Leath didn’t publicly support Houston or any potential Big 12 expansion target on Friday, but did say that an ideal candidate would bring a good fan base, a strong academic reputation and potentially a TV market the league isn’t in yet.
“You also want one with a history of running good, clean programs that add prestige to a league,” Leath said.
Uh oh. You knew this would come up eventually. Good thing Jim Delany didn’t look too closely at past performance.
Top 5 Learfield Directors' Cup average finish over last five years: BYU (41.2), UConn (63), Boise (72.2), USF (78.4), SMU (90).— D1.ticker (@D1ticker) July 24, 2016
A lot of you ignore or pooh-pooh me when I talk about the Directors’ Cup standings.

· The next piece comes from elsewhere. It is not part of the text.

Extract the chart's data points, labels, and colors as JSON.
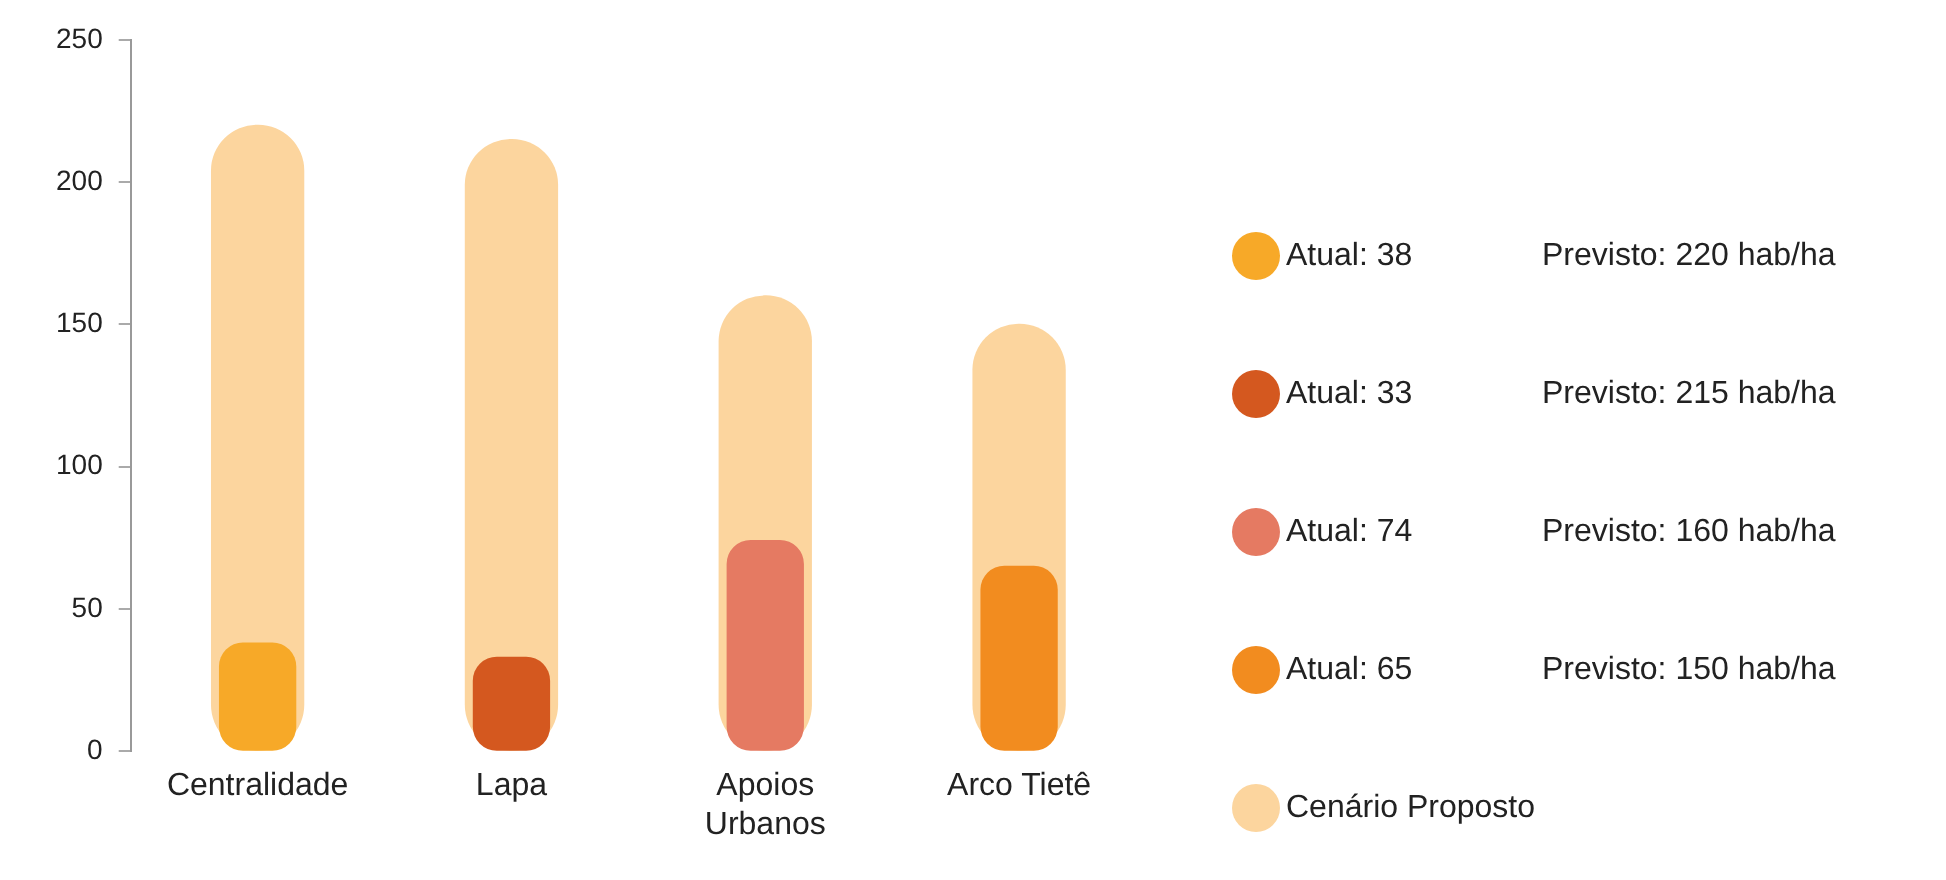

And pooh-poohing is a serious action! But as I say, somebody is looking at them. And in that area, we don’t look real good. Over the last five years, Rutgers averaged a 102 standing, bottoming out in 2012-13 at 120 among D1 schools.
Uhh, is there a take away here, Bob?
Well, sort of. This was an interesting exercise. If nothing else, it probably shows that we are far better than virtually all of the “candidates” that the Big 12 is looking at. And to me, that says we are where we should be, in the Big Ten. Certain other blogs not withstanding (Hoosier cretins!). It also says that Rutgers fans and the state should be very happy - nay, ecstatic! - that the invitation came in 2012. And we should remember just what that means for us: support, support, support.
So, fear not, noble readers. You need not wake from any nightmare. There is no “what if”. We’re in the Big Ten. Dee-e-e-ep breath. It’s all right.